Delay: contamination
Case 2: contaminated wound, noninfected
This 30-year-old man had a close-range gunshot wound to face with significant debris. After initial lavage, open moisturized wound care and oral antibiotics were continued for 5 days. Delayed closure included repair of the mandible, scraping the wound bed, sharp debridement of devascularized edges in resting skin lines, and routine closure. Healing was uneventful and antibiotics were not continued after surgery ( Fig. 2 ).
Case 3: infected wound
This 30-year-old man had an infected wound reopened. After oral antibiotics for 7 days and moist wound care, the wound was acceptable for closure at 10 days. Oral antibiotics were given only preoperatively. Because of induration, no attempt was made to square rounded edges, which would increase tension of wound closure. After 6 months when the tissue softened, the rounded edges were removed and a Z-plasty was performed ( Fig. 3 ).
Case 4: infected lesion
This 30-year-old had a grossly infected acne keloidalis nuchae resistant to conservative dermatologic intervention. After total excision, the defect was dressed open with Avitene to control initial bleeding and with nonadherent dressings (Xeroform). After 2 weeks of routine daily showers, ointment, nonadherent dressing, and tape, the surgeon scraped the granulation wound base and applied a meshed split-thickness graft. Four months after excision, the patient complained of neck contracture.

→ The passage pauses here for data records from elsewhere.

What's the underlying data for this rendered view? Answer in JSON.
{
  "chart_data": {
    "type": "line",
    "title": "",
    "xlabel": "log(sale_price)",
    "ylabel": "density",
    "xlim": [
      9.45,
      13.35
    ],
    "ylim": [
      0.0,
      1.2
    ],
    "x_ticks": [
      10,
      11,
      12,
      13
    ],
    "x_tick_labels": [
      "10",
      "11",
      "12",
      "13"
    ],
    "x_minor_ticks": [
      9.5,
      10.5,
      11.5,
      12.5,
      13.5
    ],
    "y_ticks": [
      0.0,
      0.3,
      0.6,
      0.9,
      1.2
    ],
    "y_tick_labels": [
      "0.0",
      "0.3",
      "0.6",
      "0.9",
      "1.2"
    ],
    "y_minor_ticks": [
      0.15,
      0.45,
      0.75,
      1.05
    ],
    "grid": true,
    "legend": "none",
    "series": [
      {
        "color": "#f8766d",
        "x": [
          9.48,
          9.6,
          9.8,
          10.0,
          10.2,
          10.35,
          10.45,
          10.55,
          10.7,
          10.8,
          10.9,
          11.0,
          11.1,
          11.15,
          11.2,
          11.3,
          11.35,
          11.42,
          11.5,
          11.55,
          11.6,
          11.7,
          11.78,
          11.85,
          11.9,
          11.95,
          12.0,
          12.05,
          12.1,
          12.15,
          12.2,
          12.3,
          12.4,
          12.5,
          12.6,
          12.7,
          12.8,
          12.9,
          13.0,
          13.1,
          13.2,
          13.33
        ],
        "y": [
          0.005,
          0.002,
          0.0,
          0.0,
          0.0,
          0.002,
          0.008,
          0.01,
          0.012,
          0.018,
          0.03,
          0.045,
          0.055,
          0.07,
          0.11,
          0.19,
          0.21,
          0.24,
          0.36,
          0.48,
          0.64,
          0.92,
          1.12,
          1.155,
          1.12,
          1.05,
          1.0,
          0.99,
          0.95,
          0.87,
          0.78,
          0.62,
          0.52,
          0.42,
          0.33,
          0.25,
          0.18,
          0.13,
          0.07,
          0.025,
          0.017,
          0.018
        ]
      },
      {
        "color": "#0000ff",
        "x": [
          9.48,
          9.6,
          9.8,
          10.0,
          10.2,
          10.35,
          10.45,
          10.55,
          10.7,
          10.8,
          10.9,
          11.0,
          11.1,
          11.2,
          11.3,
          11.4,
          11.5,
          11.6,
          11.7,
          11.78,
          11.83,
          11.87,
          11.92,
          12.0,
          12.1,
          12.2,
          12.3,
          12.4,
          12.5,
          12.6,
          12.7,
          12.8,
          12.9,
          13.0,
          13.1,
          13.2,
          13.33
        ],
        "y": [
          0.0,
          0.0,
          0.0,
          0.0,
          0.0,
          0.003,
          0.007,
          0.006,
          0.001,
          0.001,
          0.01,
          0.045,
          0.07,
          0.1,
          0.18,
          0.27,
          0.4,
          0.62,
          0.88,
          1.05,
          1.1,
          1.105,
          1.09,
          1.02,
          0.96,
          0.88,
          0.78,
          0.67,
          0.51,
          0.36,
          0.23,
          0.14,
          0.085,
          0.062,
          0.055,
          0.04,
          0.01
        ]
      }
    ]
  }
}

Rectangular 8 × 10 cm skin expanders with buried ports were inserted above and below the nuchal defect. Half the replaced skin (4 cm) would be hair bearing and half (4 cm) would be skin only. After 2.5 months of weekly expansion, easy closure was accomplished with rotational flaps from below and above ( Fig. 4 ).
Delay: clearing skin cancer
Case 5: this 60-year-old woman with a Mohs defect had a complex wound, which required musing for the ideal closure that would not elevate her eyebrows. After 3 days of open moist wound care, the wound was presutured to gain mechanical creep (the tensile force necessary to hold skin decreases with time) with 3-0 nylon the day before surgery as described previously in the literature. One day later, advancement flap closed the defect after scraping the wound debridement (squaring) of wound edges. Only antibiotics prescribed were preoperative prophylaxis ( Fig. 5 ).